Saturday, June 18, 2011

The Crossing

Libya June 17th 2011

Benghazi as a story has been stagnant for while now, just as the frontline has varied little since the last time I was here at the start of the Civil War. However on the western coast is the third largest city in Libya, Misrata after Tripoli the capital held by Gaddafi loyalists, and Benghazi held by the rebels.

It has been the scene of some of the fiercest fighting and clashes, rebels despartely trying to hang on whilst being pounded by Gadaffi loyalists from three sides. The only side left to them is the sea. The port has become the lifeline for the people and rebels. And the only way into Misrata is by sea, a twenty hour crossing from Benghazi.

9:30pm Thursday 16th June Benghazi Port.

There is a scene of complete chaos and confusion as 700 people congregate in darkness the stern. As families, the injured and rebel reinforcements try to board the C/F Azzurra, a Turkish gambling ship. Shouts of Allah Akbar ring in the air as the mob pushed against barrier in the humid. People waving tickets in the air and screaming at the top of their voices illicit blank responses, from the men on the stern ramp. The only way onto the ship.

Finally the last truck is loaded with what looks like ammunition, we are told its food but I have my doubts. And the crowd surges, all trying not to fall off the edge of the ramp into the harbor waters.

And in the midst of this scene I have the camera out trying to film at the same time as get on the ship. Rick’s line as the crowd momentum finally pushes us thru is “That was insane”.

We had managed to get two small cabins, rather than sleep on the deck but until you have the door opened to your cabin nothing is assured and somehow we had left the vital cabin receipt down in the car deck at the bottom of the 4x4 Land cruiser we have bought with us.

“No paper, no cabin opened”

Was the response from the ship member who we quickly christened Side Show Bob from The Simpson’s, due to his hair.

Martin disappeared down to the bowels and ten minutes later came back brandishing the prize receipt as if it was a Willy Wonka Golden Ticket. And cabin doors were opened.

Perhaps saying the place smelt of shit was a bit harsh, and that the sheets pillow and blanket looked they had been rearranged rather than changed.
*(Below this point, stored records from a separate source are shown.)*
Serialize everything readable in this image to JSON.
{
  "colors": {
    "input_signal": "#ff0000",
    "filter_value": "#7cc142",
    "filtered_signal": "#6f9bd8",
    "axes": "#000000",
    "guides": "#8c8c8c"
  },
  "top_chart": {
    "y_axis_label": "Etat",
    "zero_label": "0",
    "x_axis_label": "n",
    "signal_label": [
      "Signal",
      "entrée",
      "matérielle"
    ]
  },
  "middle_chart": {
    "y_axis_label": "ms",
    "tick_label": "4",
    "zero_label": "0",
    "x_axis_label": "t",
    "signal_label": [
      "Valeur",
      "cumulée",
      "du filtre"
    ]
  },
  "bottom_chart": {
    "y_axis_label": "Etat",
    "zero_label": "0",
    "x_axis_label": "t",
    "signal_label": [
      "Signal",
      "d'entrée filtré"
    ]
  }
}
But it is far batter than sleeping on the deck.

Enquiries about when we would depart and met with a shrug and the standard “Inshallah” response. A round of heavy tracer fire lights the sky over Benghazi before I head back to the cabin.
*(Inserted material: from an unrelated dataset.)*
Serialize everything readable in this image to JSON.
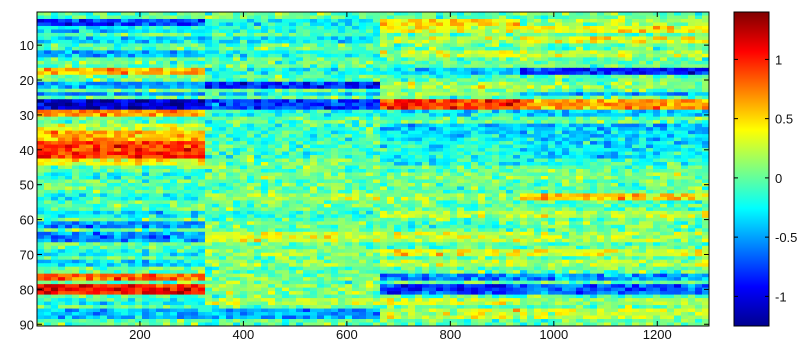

Lying in the dark, I thought to myself this has to be one of the craziest ways to a frontline. Once there, you simply cannot leave when you want. Because the ship is the only way and if they stop running then we will be trapped like every other citizen of Misrata. And we have only bought a one-way ticket.

2:30am, Benghazi. Thru the haze of half sleep I feel the Azzurra slip the berth and head out of harbor. Rolling over, I feel my stomach start to cramp and spasm.

“What a great time to start getting the shit’s”

11:00am “Some where in the Gulf of Sirte, Med Sea”

Shoes lie in piles, men sleep on the floor, under tables, and children run around, as children do on an adventure. Babies cry behind doors and young men watch home made videos of battles against Gadaffi forces on their cell phones. Dreaming of glory and ignorant of the reality of recent rebel losses.

5:30pm “Still some where in the Gulf of Sirte, Med Sea”

Closer but no cigar as they say, the trip is a slow 240 miles, just off the coastline of Libya. Story done, edited all but final piece to camera. Another black coffee and stare out to sea. We are due to dock at 9:39pm, according to the crew; given the state of the ship I have my doubts to the accuracy of their chronometers.

Lying on my bunk, writing this and at the same time realizing that in four hours. I will be in a war zone under potential rocket fire. The handover at the border seems a long time ago.

9:30pm Could be anywhere, pitch black outside but still at sea

You get to a point where you have no bearings or clues as to where you are, ship messages are only in Arabic and feeling the ship slow it is obvious that we are close. Managed to set up the bgan and transmit tonight’s story back to New York whilst still traveling, incredible to consider that in the middle of the med sea you can still transmit.

Strange but have no nerves at the moment, a sense of calm before the storm. Not based on any rationale. Could do with a shower though at least the runs have stopped for the time being.


Misrata 9:39 pm we arrive to the minute as planned, fuck me stranger things have happened in this world. Shouts of Allah Akbar echo around the decks.

Turning to Ken, our security guy,

“Game on”

“To fucking right”

We enter Misrata, one-way ticket, our only escape back via sea.

1 comment:

Dr. Bzzzz said...

I love when you write. It feels like I am there. Right now though I am sparing a thought for those children on an 'adventure' returning to what is left of their home, their school, and maybe even their family. It leaves you wondering exactly how much Allah has a say in such dealings. Inshallah they will one day be educated enough to grow their land into a prosperous metropolis where everyone at least gets a chance to thrive. Take good care of each other.